Gli accorgimenti alimentari servono a ridurre lo stato infiammatorio e a garantire un nutrimento ottimale.

Le tecniche per la gestione dello stress emotivo ci aiutano a minimizzare l’ “impatto” del cervello sui nostri muscoli.

Se ti interessa un percorso mirato, ti consiglio di consultare la mia guida “Mal di schiena passo dopo passo”: grazie ad una serie di TEST e apposite procedure, potrai capire quali sono le tecniche e gli esercizi più adatti al tuo caso.

Scarica la DEMO GRATUITA cliccando sull’immagine qui sotto!

 

#1 Esercizi di respirazione diaframmatica

Lo ripropongo sempre perchè questo esercizio è la base della rieducazione posturale.

Il diaframma è anche un muscolo estremamente legato allo stress emotivo, quindi non c’è inizio migliore di questo.

Se sai già farla bene, passa pure oltre.

 

#2 Esercizio di allungamento del diaframma

Non ci basta saper fare una buona respirazione diaframmatica: se voglio che questo muscolo sia davvero meno teso, devo anche stimolarlo in allungamento.

Ecco come fare:

#3 Esercizio di allungamento dello psoas

Anche questo è un esercizio che propongo spesso: lo psoas è un muscolo che va in difficoltà molto facilmente, e di conseguenza questo esercizio è spesso un ottimo aiuto

#4 Allungamento globale alla parete

Questo esercizio è estremamente utile, in quanto allunga più muscoli contemporaneamente: l’unica difficoltà è riuscire a “beccare” la posizione giusta, dove la tensione non è eccessiva.

#5 Alimentazione circadiana e anti infiammatoria

È bene sempre ricordarlo: NON esiste una dieta ideale che vada bene per tutti.

Per avere un piano alimentare preciso devi rivolgerti ad uno specialista (come la mia co-autrice Annalisa Caravaggi), che sappia analizzarti e capire le tue esigenze.

Detto questo, se si parla di consigli generali, a mio avviso il nostro schema di alimentazione circadiana e anti infiammatoria è davvero ottimo.

Se tratta di uno schema generale con numerosi vantaggi: ritmi naturali, bilanciamento dei nutrienti, bassa presenza di alimenti potenzialmente infiammatori.

Se soffri di dolori e contratture muscolare, vale la pena provare: clicca qui per andare all’articolo sull’alimentazione circadiana e anti infiammatoria.

 

#6 Integratori mio-rilassanti e anti infiammatori

Nel 99% dei casi, l’efficacia degli integratori è ampiamente sopravvalutata, rispetto ai benefici che offrono.

Nonostante ciò, alcuni integratori “storici” vengono utilizzati da molto tempo, ed hanno una buona letteratura scientifica alla base.

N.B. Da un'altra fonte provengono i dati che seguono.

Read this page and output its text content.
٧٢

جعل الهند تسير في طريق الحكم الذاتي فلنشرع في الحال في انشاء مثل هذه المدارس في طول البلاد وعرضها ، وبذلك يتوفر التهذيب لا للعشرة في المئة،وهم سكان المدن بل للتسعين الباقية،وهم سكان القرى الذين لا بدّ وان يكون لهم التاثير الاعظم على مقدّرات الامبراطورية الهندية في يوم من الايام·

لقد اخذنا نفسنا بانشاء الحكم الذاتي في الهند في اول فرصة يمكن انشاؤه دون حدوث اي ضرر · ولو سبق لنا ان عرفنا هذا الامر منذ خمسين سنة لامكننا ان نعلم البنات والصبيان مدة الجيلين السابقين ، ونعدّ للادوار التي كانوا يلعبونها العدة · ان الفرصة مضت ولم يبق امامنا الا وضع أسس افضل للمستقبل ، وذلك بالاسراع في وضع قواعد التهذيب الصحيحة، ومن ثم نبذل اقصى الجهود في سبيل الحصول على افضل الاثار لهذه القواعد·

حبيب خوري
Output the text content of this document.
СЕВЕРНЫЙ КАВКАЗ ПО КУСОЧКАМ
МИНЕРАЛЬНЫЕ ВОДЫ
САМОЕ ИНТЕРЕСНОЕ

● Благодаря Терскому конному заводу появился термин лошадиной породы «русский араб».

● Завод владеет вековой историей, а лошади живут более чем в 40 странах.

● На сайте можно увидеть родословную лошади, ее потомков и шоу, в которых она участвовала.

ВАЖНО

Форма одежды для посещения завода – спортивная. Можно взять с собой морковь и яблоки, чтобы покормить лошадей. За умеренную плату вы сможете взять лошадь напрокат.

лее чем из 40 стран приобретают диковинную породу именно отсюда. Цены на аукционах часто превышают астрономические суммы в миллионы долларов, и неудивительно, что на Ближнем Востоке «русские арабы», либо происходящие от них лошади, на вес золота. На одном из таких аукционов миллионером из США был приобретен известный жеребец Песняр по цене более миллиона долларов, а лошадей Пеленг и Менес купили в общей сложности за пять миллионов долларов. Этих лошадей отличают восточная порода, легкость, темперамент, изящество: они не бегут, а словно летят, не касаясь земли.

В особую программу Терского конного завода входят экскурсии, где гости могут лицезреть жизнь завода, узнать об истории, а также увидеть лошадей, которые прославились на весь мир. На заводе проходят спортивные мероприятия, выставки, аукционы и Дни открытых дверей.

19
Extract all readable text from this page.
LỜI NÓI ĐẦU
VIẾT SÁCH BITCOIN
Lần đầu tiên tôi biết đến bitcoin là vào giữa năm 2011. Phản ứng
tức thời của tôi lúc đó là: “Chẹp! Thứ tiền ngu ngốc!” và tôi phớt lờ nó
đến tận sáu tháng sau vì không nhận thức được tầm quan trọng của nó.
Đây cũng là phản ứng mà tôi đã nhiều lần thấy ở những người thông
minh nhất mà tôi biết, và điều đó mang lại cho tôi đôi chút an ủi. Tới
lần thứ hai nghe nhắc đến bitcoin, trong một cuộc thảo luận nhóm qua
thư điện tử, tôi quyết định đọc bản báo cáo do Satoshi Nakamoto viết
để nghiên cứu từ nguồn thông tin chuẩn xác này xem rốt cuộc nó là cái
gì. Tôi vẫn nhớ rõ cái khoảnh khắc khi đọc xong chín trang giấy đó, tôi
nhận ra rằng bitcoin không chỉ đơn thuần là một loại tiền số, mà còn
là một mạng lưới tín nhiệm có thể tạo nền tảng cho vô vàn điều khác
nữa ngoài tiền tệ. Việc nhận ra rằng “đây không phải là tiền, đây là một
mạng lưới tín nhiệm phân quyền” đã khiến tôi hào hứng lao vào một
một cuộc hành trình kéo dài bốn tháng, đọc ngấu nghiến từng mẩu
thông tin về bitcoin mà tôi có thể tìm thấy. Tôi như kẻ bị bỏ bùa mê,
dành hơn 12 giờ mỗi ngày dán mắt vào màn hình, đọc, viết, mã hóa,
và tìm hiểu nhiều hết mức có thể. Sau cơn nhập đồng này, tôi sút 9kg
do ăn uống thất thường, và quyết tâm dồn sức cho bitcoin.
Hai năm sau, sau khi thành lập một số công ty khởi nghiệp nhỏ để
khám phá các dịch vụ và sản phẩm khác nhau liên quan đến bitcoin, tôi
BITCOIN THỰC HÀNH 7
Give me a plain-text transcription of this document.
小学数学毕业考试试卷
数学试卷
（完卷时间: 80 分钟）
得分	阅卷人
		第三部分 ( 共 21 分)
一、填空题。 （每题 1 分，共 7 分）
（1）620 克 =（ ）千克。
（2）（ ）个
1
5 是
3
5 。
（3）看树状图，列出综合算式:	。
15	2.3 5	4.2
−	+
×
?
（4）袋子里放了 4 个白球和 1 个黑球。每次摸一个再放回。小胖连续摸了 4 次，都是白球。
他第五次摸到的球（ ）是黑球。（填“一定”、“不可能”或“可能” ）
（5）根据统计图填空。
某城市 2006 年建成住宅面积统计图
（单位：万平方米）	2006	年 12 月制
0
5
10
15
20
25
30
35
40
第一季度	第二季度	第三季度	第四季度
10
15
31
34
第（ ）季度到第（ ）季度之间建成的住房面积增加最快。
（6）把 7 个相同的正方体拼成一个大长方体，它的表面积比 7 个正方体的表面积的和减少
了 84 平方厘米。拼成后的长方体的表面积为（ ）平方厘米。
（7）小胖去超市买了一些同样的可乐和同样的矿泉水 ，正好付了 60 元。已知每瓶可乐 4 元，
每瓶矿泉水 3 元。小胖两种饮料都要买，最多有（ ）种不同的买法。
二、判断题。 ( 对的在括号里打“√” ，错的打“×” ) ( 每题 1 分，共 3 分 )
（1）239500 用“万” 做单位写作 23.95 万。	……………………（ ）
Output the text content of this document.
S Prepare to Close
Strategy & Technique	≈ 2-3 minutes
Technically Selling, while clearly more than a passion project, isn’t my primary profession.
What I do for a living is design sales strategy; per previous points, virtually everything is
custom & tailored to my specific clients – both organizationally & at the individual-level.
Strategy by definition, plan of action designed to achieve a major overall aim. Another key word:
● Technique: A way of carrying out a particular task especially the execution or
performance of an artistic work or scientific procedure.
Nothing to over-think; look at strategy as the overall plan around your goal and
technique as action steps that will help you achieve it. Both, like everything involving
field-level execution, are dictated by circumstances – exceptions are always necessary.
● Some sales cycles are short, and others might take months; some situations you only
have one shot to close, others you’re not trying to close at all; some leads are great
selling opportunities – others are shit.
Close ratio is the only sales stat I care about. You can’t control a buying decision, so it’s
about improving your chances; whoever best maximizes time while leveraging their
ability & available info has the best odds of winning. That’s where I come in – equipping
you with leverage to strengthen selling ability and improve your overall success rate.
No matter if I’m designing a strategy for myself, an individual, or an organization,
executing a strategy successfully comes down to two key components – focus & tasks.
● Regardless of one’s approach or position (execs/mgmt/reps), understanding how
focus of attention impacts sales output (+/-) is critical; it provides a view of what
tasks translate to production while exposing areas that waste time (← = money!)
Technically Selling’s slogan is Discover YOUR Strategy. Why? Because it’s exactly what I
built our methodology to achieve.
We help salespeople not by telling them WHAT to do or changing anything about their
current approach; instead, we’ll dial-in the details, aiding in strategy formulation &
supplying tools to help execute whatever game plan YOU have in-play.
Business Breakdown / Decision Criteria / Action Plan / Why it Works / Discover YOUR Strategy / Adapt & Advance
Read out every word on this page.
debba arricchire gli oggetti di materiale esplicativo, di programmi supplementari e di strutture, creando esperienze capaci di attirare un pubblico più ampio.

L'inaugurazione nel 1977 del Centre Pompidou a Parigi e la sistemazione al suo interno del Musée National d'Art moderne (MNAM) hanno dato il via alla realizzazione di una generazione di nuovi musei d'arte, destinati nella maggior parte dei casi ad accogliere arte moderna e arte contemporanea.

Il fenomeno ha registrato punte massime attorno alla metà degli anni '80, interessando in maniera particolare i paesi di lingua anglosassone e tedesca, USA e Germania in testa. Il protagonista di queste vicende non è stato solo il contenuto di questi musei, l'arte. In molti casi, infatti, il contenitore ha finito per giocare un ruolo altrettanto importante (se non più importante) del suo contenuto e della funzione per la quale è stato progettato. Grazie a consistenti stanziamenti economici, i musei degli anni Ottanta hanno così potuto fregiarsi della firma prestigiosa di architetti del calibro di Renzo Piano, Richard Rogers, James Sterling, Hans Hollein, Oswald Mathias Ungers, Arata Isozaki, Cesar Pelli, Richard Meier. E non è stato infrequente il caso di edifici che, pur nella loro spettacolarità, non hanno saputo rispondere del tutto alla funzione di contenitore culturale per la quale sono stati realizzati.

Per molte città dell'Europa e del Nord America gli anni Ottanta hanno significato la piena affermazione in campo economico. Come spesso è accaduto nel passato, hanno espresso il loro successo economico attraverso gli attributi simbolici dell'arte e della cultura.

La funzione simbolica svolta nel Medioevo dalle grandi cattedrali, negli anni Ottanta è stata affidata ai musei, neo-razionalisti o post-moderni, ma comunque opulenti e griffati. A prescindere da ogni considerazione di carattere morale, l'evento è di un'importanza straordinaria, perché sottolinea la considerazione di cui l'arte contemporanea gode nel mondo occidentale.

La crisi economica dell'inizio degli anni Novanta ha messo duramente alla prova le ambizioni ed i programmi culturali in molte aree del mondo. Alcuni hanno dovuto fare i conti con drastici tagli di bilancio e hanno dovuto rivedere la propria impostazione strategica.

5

Due integratori che possono aiutare nella gestione della contrattura muscolare sono sicuramente il magnesio (per le proprietà anti miorilassanti) e gli acidi grassi Omega 3 (per le proprietà anti infiammatorie).

Qui sotto trovi due prodotti comunemente utilizzati e ottimamente recensiti

#7 Tecniche per la gestione dello stress

Imparare una buona respirazione e migliorare l’alimentazione sono già due interventi eccellenti per ridurre la quantità totale di stress che pesa sul tuo organismo.

Tuttavia, per rilassare i muscoli contratti da un sistema nervoso sempre “in allerta”, può essere di aiuto un esercizio mirato.

A tal proposito, ti consiglio sicuramente lo “scanner della pesantezza”, che peraltro ti farà rendere conto di quanto i tuoi muscoli siano tesi anche quando sei convinto che siano rilassati.

 

Come affronto il problema con i miei pazienti

 

Quando qualcuno mi sottopone un problema di contrattura muscolare diffusa alla schiena, procedo con il valutare gli stessi aspetti di cui ho parlato in questo articolo.

La procedura che utilizzo la trovi ben spiegata nella pagina Esempio di Visita, ma te la sintetizzo.

Per controllare gli aspettimeccanici” (legati al movimento) utilizzo solo dei test pratici: soltanto vedere come la persona si muove ti dà un’idea reale sul come procedere. Negli anni ho abbandonato qualsiasi strumentazione di misura “posturale”, sono estremamente inaffidabili e fuorvianti.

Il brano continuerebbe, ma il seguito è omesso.